JC: I totally agree. With my band Sunflower Bean, for a long time it felt—and very unpleasantly—that we were on an island. Now, there is a sort of post-pandemic boom of venues and people who are willing to invest their time and do the groundwork. That's also how I felt when I saw Zopa [Imperioli's band] once just before we met at Baby's All Right. Once you started playing tons of shows with Zopa, it brought you to the forefront of the music scene. But I know that you've had the band for a long time.
MI: We did a couple shows in LA in 2013 when I was living in California, and then I wasn't in New York enough for us to play. So we didn't play at all. We did record our first album in 2012 but didn't release it. Then in 2019 I got a sublet here, and a book that I wrote came out, this novel The Perfume Burned His Eyes, and I was doing live readings about Lou [Reed]. I read from the book at different venues in LA, some of which were on Lydia Lunch's Verbal Burlesque tour. It was really fun, and then I moved back.
JC: What happened during the pandemic?
MI: I got on social media for the first time and connected to a lot of music people. Around the same time, one of us found someone to put our record out. When things opened up and I was back in New York, I already had a new bunch of musicians I wanted to do shows with. We hit the ground running. Even so, Zopa's first show was in 2006, six or seven years before the hiatus, and it was not easy to get people to come. Even during the time I was on The Sopranos and after—even if you're known as an actor or whatever celebrity—it was not easy to get people to go to shows. We were playing shows like Mercury Lounge, Cake Shop, and Knitting Factory. We did Arlene's, that's still there. Cake Shop was a fun venue. I saw some good shows there too. I saw Bush Tetras; I saw A Place to Bury Strangers.
JC: I played a few of my first shows there, until they became very strict about being under 21. That was when I was 13, so all of a sudden all the shows I had to book were on Saturday afternoons, and everyone had to pay 14 dollars to get sodas. What was the decision to finally get on social media?

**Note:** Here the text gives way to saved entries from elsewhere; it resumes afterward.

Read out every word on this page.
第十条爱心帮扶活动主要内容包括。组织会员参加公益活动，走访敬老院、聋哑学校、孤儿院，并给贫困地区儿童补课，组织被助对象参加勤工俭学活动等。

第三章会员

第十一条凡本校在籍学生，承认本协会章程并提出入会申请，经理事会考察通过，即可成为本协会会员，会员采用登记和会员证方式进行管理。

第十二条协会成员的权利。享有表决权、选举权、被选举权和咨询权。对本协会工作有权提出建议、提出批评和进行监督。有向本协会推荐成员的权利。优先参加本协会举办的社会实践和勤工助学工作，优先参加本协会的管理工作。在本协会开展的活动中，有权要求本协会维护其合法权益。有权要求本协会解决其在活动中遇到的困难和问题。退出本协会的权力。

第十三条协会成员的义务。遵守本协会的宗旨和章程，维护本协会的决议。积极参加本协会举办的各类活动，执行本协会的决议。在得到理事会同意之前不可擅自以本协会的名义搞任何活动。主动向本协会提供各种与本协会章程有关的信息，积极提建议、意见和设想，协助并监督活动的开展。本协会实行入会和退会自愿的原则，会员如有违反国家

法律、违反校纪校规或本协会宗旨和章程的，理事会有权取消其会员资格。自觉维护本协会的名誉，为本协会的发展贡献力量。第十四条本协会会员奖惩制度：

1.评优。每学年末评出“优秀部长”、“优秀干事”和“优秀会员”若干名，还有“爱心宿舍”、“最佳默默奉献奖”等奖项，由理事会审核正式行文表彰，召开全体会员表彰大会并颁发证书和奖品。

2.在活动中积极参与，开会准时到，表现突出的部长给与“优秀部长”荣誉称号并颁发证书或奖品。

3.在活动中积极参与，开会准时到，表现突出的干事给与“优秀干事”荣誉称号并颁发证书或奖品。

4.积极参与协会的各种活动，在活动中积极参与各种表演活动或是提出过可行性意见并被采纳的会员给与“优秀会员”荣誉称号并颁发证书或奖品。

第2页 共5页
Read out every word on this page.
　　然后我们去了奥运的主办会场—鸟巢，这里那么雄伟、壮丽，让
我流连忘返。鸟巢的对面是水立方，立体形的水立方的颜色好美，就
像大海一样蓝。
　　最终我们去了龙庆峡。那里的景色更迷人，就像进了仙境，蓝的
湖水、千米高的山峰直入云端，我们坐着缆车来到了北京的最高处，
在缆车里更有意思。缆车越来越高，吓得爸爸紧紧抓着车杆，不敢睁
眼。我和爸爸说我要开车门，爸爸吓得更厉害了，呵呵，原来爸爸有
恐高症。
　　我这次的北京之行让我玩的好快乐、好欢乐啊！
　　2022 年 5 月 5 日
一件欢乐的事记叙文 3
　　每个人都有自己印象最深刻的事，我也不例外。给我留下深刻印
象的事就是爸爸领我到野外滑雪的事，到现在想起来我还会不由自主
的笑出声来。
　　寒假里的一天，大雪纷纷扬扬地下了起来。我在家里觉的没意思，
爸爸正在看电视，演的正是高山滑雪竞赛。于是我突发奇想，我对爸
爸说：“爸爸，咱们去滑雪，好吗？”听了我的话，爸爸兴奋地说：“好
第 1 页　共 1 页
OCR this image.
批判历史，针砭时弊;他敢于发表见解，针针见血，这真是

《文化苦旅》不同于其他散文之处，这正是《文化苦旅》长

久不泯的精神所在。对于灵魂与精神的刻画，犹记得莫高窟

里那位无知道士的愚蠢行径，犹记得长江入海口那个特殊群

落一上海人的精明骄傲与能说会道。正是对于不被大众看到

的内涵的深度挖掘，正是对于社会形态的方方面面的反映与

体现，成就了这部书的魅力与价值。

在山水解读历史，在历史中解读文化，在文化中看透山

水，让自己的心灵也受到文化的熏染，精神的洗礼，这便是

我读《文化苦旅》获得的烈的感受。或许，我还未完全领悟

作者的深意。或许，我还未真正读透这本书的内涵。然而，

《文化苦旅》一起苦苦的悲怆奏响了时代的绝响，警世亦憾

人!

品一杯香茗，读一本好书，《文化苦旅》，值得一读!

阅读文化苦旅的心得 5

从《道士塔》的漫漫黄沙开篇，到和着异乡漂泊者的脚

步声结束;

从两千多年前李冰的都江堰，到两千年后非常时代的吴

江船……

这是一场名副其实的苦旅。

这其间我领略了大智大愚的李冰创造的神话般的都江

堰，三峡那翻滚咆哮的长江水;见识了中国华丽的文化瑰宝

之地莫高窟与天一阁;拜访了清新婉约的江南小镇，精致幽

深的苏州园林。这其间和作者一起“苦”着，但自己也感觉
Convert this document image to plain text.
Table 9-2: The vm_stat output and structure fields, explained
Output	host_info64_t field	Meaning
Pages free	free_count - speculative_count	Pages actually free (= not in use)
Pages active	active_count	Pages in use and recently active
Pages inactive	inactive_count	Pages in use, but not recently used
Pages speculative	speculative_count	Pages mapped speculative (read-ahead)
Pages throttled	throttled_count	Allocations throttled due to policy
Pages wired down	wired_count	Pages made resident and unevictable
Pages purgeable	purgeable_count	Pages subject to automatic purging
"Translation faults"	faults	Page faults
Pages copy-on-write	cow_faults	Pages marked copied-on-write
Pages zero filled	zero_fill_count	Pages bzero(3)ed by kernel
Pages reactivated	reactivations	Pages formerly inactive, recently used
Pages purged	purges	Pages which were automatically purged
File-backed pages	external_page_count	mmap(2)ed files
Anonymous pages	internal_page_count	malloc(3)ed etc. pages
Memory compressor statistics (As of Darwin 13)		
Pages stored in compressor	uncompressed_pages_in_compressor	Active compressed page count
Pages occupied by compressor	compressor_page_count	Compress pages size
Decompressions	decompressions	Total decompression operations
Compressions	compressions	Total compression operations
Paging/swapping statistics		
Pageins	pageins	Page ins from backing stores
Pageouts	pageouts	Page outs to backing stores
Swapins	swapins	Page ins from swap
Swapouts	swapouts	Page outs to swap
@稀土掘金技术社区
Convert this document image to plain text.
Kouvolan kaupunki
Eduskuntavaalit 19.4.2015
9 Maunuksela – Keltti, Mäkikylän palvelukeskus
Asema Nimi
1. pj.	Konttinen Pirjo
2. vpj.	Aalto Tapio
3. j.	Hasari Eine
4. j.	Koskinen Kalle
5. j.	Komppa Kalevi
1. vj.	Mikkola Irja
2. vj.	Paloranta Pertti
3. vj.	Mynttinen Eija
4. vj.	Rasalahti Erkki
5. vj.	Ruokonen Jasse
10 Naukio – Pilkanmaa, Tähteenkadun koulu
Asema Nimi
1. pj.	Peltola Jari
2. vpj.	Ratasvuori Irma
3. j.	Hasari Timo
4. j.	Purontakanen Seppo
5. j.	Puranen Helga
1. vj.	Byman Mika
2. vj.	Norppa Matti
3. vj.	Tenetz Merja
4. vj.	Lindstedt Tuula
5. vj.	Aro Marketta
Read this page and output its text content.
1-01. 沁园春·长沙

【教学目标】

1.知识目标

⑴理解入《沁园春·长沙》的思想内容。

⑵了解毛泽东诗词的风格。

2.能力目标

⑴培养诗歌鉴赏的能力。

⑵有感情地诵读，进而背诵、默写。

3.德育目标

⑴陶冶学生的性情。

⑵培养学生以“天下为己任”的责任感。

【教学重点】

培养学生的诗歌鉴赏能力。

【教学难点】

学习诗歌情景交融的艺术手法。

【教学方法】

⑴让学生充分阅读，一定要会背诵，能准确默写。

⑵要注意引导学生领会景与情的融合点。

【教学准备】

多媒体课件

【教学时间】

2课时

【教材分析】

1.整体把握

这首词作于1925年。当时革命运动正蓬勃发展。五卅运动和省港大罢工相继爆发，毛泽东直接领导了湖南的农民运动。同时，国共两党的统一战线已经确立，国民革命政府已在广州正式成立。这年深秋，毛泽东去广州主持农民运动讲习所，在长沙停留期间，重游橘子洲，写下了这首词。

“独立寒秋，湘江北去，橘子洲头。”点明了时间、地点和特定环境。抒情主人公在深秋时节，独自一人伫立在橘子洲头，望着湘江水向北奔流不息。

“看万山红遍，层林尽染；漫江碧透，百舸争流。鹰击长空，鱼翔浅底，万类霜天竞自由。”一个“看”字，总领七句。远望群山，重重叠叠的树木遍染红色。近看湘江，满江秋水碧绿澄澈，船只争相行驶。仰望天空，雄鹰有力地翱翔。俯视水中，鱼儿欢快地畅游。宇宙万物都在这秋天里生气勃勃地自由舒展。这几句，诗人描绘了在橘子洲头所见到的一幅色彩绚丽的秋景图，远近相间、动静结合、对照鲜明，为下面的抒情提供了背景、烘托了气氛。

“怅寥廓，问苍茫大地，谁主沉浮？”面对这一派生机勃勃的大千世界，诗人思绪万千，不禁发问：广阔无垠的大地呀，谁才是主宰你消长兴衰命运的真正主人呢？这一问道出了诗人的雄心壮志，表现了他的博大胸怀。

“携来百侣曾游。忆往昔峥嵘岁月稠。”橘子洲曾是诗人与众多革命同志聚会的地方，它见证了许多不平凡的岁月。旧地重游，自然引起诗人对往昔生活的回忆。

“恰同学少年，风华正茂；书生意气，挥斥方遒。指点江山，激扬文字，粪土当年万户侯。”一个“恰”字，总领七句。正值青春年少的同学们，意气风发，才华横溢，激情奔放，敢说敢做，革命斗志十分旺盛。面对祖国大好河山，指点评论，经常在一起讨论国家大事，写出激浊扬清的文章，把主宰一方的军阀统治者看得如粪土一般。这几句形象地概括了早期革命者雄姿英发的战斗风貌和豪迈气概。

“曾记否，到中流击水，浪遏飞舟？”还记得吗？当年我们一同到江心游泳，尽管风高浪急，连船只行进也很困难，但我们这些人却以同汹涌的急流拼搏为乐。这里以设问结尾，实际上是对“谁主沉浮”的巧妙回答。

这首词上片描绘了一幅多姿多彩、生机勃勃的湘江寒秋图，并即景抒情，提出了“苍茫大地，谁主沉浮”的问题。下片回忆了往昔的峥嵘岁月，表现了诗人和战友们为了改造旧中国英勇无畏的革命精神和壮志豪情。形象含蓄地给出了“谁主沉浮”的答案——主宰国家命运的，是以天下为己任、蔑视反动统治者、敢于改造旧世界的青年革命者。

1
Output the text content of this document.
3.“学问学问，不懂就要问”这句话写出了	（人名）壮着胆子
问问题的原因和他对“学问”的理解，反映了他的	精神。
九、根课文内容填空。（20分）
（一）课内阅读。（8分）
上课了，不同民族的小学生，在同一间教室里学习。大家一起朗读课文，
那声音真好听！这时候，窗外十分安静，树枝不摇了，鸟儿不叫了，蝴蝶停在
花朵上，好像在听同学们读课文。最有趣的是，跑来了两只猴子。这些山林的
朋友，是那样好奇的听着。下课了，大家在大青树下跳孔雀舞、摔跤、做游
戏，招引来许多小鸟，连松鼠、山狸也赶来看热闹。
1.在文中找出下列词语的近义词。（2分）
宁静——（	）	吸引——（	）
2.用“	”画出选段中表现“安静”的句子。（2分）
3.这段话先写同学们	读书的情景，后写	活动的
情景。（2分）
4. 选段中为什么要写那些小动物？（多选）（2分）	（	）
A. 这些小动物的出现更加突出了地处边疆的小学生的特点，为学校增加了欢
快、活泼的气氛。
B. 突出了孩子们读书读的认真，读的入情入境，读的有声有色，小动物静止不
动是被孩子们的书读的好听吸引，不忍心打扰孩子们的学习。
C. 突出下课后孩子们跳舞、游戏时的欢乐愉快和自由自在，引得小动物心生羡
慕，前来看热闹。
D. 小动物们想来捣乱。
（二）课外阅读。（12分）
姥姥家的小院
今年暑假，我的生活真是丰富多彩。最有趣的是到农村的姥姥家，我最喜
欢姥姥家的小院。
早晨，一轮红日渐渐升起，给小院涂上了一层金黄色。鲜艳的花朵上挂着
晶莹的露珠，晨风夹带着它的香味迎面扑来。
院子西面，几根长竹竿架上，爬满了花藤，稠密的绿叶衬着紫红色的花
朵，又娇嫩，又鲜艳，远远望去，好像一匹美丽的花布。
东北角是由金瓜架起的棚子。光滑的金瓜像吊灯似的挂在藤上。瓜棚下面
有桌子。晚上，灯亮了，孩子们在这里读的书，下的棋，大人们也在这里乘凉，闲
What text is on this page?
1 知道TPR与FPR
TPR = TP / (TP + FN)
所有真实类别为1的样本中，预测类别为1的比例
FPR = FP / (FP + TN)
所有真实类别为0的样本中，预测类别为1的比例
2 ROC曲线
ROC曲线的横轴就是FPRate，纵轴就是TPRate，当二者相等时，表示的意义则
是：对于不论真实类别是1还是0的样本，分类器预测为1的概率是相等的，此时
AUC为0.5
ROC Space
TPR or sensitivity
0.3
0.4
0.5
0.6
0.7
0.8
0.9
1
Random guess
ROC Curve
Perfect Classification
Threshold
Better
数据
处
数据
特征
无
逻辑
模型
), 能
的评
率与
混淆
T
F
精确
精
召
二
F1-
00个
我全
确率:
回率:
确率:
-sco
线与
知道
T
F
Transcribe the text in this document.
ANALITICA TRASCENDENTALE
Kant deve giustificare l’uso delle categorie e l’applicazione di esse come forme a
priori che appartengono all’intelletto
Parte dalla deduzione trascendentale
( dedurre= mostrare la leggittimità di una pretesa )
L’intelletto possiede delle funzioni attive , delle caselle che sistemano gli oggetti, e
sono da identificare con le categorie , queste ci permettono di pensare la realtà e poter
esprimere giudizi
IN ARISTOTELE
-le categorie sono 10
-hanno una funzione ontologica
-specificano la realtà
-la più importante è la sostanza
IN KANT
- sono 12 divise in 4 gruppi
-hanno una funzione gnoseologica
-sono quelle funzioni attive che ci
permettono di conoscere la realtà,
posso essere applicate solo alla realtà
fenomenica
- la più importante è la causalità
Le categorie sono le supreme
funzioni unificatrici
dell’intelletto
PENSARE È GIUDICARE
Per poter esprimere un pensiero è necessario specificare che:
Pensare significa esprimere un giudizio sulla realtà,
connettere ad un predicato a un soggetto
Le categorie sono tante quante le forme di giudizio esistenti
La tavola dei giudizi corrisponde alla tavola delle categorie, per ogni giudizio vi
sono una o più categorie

MI: You know, I was doing The White Lotus, and they had a social media person on staff, and I talked to her about it. When we moved back to New York, I thought, What am I gonna do on a regular basis? And I thought, I'm just going to use social media to promote people that inspire me, other artists, musicians, actors, writers, poets, painters—and Buddhism. Then I made a post about My Bloody Valentine, and it got a lot of attention; and through that I started connecting to more and more music people, musicians, music fans, and venues.
JC: What’s next for Zopa?
MI: We have an album that's done. We put out the first album and this EP that we recorded in 2008 this year.
JC: I want to hear it. Do you feel the same way about your first album as when you were recording it nine years ago?
MI: Well the truth is, when we recorded we didn't really know how to put it out. The cool thing was when it finally did come on and people started listening to it, it sounded like we just made it. Genre-wise, it sounded kind of fresh. When we started playing together again, our sound changed quite a bit and went from New York post-punk into a little bit more shoegaze, a little more psychedelic, a little different town, which has been really fun.
JC: We should do a recording exchange. I’ll send you what I’ve been working on, and you can send me the album.
MI: Yes, let’s do it. I really love it. I'm really, really happy with it.